Oct 3 A federal judge in Nevada said professional racecar driver Scott Tucker and several of his companies owe $1.27 billion to the Federal Trade Commission after systematically deceiving payday lending customers about the cost of their loans.
In a decision late on Friday, Chief Judge Gloria Navarro of the federal court in Las Vegas, Nevada said Tucker was "specifically aware" that customers often did not understand the terms of their loans, and was at least "recklessly indifferent" toward how those loans were marketed.
"Scott Tucker did not participate in an isolated, discrete incident of deceptive lending, but engaged in sustained and continuous conduct that perpetuated the deceptive lending since at least 2008," Navarro wrote.
The judge also barred Tucker from engaging in consumer lending.
Lawyers for Tucker did not immediately respond on Monday to requests for comment. Tucker had argued that there was no fraud or intent to deceive, and that his loans met industry standards.
The FTC on Monday asked Navarro to direct the turnover of some previously frozen assets to help satisfy the judgment.
Tucker, who races in the United States and Europe, faces separate criminal charges in Manhattan, where prosecutors accused him of running a $2 billion payday lending scheme that exploited 4.5 million consumers.
A trial in that case is scheduled for next April 17. Tucker pleaded not guilty in February.
Payday lending involves the issuance of short-term loans, often with high effective annual interest rates, to tide over borrowers until they receive their next paychecks.
Eighteen U.S. states and Washington, D.C. prohibit payday lending, or impose rate caps that effectively outlaw the practice, according to the Consumer Federation of America.
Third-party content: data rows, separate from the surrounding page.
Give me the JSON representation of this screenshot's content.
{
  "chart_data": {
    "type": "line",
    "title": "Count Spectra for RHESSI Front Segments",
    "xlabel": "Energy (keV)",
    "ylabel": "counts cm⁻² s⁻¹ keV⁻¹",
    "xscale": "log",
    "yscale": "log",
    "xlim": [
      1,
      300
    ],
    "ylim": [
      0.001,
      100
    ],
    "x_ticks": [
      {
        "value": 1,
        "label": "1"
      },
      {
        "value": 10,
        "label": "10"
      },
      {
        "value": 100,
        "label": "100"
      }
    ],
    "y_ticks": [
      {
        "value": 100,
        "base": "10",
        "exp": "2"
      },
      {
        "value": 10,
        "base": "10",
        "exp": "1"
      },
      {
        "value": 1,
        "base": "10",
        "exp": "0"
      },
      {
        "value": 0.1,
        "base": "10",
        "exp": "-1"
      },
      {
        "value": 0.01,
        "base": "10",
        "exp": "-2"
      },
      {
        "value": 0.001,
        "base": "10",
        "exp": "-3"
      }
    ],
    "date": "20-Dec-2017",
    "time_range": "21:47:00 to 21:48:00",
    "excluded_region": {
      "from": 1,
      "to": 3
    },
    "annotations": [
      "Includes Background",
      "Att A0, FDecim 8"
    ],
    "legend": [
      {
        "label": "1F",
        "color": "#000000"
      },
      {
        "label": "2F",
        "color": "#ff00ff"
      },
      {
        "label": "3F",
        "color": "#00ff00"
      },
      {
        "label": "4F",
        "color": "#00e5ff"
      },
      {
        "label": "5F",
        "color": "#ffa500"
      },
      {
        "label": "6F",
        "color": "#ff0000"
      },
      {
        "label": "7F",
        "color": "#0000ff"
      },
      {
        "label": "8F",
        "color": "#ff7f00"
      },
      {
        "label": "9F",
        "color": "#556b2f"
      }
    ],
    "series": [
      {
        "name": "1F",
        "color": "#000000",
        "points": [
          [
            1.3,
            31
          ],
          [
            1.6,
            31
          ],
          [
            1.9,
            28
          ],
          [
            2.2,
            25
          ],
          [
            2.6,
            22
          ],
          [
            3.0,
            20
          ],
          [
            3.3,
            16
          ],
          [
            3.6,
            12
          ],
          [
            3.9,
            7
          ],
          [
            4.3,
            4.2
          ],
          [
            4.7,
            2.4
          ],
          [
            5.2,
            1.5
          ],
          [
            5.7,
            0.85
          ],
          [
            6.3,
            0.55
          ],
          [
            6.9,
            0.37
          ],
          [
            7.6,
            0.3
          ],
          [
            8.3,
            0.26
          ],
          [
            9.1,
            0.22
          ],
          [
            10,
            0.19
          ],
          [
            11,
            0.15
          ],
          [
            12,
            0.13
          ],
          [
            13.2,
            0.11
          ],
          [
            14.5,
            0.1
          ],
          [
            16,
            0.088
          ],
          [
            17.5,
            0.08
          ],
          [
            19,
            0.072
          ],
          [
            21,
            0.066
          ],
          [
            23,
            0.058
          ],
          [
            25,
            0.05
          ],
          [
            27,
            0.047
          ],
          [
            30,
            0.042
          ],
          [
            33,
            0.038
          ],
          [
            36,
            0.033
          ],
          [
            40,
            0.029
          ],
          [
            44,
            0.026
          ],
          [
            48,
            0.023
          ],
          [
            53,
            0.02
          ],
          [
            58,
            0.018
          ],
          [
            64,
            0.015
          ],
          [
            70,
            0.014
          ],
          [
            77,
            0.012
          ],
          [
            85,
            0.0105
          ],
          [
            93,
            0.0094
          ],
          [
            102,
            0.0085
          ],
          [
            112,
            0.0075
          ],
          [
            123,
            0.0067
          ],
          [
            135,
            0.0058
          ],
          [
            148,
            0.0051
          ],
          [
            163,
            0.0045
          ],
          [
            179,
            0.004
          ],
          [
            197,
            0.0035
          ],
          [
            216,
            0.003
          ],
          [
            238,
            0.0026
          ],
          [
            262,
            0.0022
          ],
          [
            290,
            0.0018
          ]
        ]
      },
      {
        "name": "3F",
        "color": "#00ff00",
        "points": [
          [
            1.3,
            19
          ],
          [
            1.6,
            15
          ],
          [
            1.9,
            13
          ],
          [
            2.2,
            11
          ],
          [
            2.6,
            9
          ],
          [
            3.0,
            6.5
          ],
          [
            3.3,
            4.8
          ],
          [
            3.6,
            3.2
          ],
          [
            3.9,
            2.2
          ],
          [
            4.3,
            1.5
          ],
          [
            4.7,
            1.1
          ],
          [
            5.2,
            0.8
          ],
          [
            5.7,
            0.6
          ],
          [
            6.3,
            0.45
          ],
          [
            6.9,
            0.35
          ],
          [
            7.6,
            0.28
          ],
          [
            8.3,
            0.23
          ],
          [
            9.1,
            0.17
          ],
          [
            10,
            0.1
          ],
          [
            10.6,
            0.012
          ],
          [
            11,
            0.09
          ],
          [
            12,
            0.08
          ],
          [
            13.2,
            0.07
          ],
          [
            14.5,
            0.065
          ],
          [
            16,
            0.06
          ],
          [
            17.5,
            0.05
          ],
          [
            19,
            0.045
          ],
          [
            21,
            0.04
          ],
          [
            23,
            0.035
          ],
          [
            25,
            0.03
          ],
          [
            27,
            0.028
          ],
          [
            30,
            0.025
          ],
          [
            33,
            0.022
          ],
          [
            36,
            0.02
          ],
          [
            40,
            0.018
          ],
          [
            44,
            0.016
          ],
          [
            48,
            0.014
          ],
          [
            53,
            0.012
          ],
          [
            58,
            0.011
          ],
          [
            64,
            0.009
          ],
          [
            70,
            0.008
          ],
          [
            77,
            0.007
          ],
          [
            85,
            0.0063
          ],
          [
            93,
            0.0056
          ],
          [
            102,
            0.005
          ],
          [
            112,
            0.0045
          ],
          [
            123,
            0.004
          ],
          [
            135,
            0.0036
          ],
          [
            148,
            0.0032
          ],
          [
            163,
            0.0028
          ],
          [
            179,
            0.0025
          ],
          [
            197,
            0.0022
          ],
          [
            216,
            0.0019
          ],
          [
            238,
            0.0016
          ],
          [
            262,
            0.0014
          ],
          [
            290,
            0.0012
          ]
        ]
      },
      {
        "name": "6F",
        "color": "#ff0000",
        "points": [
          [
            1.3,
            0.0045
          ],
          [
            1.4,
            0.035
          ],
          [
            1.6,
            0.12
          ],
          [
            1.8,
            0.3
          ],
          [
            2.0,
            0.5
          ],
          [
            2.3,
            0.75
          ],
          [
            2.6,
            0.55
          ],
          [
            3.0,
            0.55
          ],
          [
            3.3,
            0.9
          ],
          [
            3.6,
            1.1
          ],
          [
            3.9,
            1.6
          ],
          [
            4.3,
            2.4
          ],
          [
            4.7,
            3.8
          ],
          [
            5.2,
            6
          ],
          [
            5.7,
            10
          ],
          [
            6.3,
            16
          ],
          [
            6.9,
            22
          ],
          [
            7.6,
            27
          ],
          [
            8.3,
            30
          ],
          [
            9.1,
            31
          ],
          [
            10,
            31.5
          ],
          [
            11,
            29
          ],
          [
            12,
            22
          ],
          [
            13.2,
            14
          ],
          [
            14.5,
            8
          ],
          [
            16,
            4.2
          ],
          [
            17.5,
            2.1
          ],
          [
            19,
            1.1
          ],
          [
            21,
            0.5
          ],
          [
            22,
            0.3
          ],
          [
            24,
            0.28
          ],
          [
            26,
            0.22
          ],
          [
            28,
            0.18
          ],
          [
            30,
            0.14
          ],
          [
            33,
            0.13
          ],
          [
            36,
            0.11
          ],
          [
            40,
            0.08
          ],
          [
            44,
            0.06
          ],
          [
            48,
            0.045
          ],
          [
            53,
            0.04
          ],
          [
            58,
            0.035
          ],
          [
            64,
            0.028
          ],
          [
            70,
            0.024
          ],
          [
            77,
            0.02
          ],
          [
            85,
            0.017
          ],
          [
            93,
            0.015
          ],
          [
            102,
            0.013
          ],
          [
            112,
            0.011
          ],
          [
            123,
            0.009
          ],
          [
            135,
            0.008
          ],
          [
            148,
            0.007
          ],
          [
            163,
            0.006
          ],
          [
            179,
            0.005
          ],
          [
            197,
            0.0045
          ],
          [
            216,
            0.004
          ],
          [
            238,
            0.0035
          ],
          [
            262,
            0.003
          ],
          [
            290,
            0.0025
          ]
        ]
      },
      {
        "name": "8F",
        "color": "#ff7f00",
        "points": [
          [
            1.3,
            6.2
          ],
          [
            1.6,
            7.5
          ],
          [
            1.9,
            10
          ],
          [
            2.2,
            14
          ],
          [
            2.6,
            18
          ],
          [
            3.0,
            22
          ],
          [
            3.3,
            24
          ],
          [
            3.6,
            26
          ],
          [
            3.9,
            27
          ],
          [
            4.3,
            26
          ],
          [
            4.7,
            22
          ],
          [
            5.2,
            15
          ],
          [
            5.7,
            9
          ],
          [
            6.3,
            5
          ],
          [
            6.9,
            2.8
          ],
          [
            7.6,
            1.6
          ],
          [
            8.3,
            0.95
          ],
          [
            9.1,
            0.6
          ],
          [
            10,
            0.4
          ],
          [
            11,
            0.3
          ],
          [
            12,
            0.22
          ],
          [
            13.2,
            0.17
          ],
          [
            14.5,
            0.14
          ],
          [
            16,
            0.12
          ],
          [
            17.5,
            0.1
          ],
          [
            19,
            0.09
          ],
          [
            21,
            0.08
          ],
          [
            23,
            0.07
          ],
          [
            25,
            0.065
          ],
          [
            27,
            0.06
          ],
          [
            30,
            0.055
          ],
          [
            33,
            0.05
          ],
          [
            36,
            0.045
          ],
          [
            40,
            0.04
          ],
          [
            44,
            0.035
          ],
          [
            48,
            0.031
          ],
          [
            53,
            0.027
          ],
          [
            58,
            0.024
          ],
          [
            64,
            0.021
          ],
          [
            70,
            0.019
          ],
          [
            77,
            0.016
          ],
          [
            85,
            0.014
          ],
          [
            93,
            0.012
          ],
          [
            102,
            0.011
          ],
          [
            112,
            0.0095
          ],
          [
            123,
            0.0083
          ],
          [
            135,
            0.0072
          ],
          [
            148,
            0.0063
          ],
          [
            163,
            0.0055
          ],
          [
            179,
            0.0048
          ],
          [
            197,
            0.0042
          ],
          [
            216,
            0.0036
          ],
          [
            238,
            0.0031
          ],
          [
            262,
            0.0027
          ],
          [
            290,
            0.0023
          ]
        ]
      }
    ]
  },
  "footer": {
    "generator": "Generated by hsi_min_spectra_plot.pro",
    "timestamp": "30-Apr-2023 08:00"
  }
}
In its 2012 civil complaint, the FTC alleged that Tucker's businesses, such as National Money Service, caused many customers to pay more than triple the amounts they had borrowed.
The $1.27 billion judgment also covers AMG Capital Management LLC, Level 5 Motorsports LLC and two other Tucker companies.
It reflects the $1.32 billion sought by the FTC, minus about $52 million collected from or owed by other defendants.
"Where, as here, consumers suffer economic injury resulting from a defendant's violations of the FTC Act, equity requires monetary relief in the full amount lost by consumers," Navarro wrote.